Strawman. That was always the goal of the Iraq war--that we can no longer allow a nation to be the breeding ground for terrorism and to give terrorists and tyranny a place to exist. That has been the foundation of the Bush Doctrine, from inception. It IS the Bush Doctrine, in fact. That terrorism in any place or any form can no longer be allowed to exist unchecked. We can't eliminate all of it, and can't be everywhere at once, but that is the long term goal.
Now if you would like to concede that your facts are wrong, your thesis faulty, then I'm sure that others would be willing to continue discussing these points, but until then, you're not bringing any new (factual) information to the party, and are instead engaging in falsehoods, strawmen, and propaganda.
This post has been removed by the author.
I apologize for monopolizing your comments, Gateway Pundit, but I'd like to share one more point:
Documented civilian deaths from violence in Iraq:
82,476 – 89,996
Last I checked, there was a huge disparity between @90,000 and 1,000,0000.

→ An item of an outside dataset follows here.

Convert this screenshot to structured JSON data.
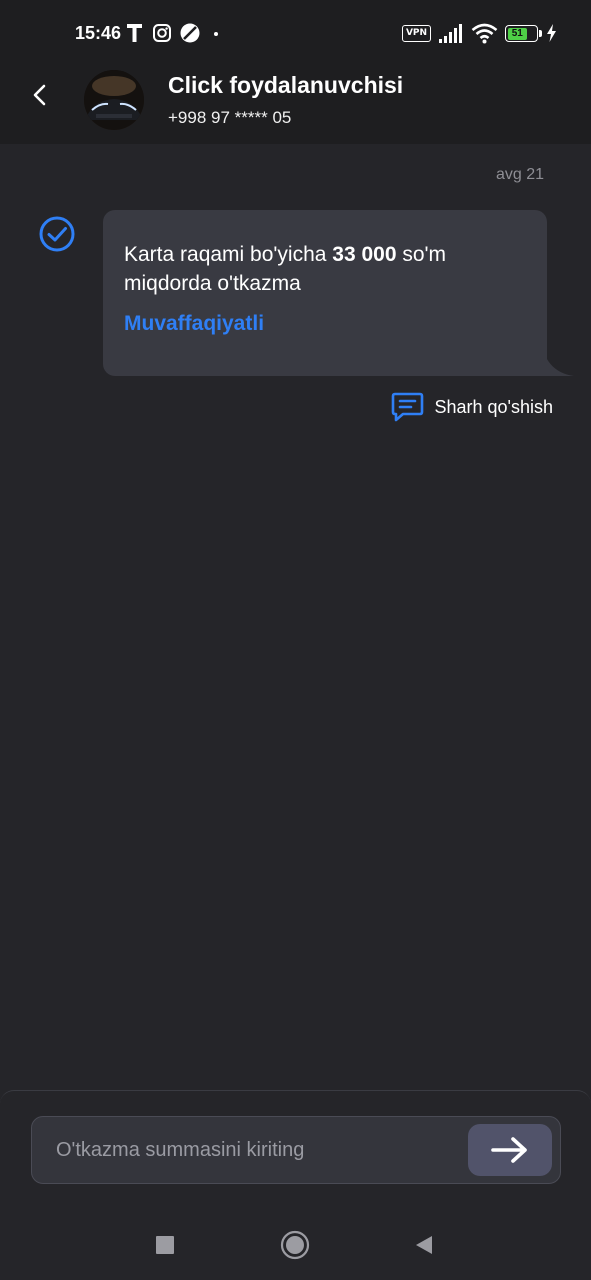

Unless there is evidence to suggest that the disparity of 910,000 on the reported civilian deaths, we can consider that flase statistic as a lie.

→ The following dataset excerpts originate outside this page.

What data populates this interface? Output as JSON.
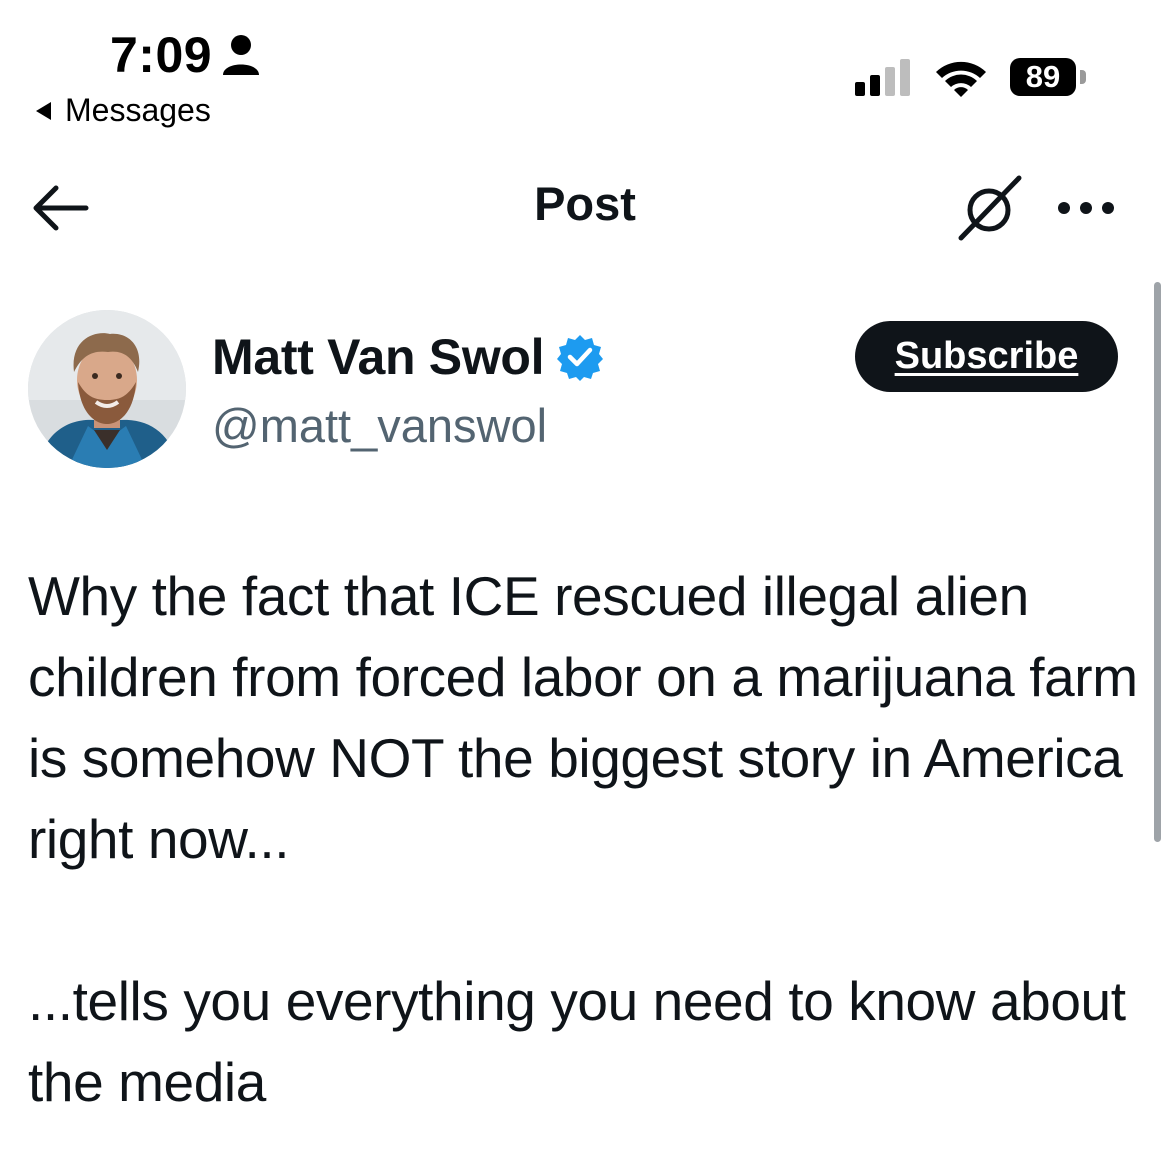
{
  "status_bar": {
    "time": "7:09",
    "back_app": "Messages",
    "battery": "89",
    "signal_icon": "cellular-signal-icon",
    "wifi_icon": "wifi-icon",
    "person_icon": "person-icon"
  },
  "header": {
    "title": "Post",
    "back_icon": "back-arrow-icon",
    "grok_icon": "grok-icon",
    "more_icon": "more-ellipsis-icon"
  },
  "author": {
    "name": "Matt Van Swol",
    "handle": "@matt_vanswol",
    "verified": true,
    "verified_color": "#1d9bf0",
    "subscribe_label": "Subscribe"
  },
  "post": {
    "paragraphs": [
      "Why the fact that ICE rescued illegal alien children from forced labor on a marijuana farm is somehow NOT the biggest story in America right now...",
      "...tells you everything you need to know about the media"
    ]
  },
  "colors": {
    "text_primary": "#0f1419",
    "text_secondary": "#536471",
    "button_bg": "#0f1419",
    "verified_blue": "#1d9bf0"
  }
}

The more battles you include, and the longer back in time you go, the clearer it gets that war is getting safer all the time. Add some pre-WW2 battles and even the very worst days of WW2 look like statistical noise on the average daily death scale, and Iraq completely disappears.
United States Army short dining prayer:
“God Bless the Armed Forces of the United States of America and all those who serve in them.”
Sergeant Michael P. Mauer
United States Army
1984 - 1992
What the author FAILS to realize is that only ONE, yes, ONE person died due to hostile action (AKA WAR) during the Clinton Administration, whereas those who died due to hostile action during Bush's War sky rocketed. So, the comparison is hollow and this author should be fired for making an elementary mistake in journalism.
wow. I stumbled on this webpage and it amazes me how ignorant people still are. I do not mean stupid either, I mean ignorant because you choose to look at bias information and criticize the left side without looking at both sides. Lets not forget that there is no war in Iraq it is a conflict and that we should only be in "conflict" with Afghanistan since they are the source. Now about the twin towers, how deep have you actually questioned without just taking the word of Fox news and other media outlets that are fed by only the right during the time of the incident. Now Lets look at history again. WWI &WWI cause depressions in America that caused major bills to be passed to rebuild the economy. We suffered major losses and still regret sending our troops to Vietnam because of the deficit we built up solely based on that. Now ask yourself again if even one American life is worth the price of a barrel. When it comes down to it I choose to not be biased and to stand there and say how great bush is is baffling to me. His intelligence is definitely not whats holding up his puppet strings. Look at the economy and then look at who is benefitting from people who work hard to keep up with the prices of the pumps and now everything as our economy crashes. Who is benefitting is cheney and bush and their people. Complain about clinton all you want but the economy was not going to into repression during his days in office and employment was at an all time high. Now if thats not enough look around the world and watch how fall we fall down the list of living standards. We used to be 5th, Canada even makes more than our greenback is worth when it only used to be $.68 to our $1.00. the euro is also almost double the greenback. Now finally tell me I am wrong, but please be educated about it not just some good christian or person who was raised to believe the way their parents do. Your parents were probably boomers and their generation is set for life, while they left ours in the shitter.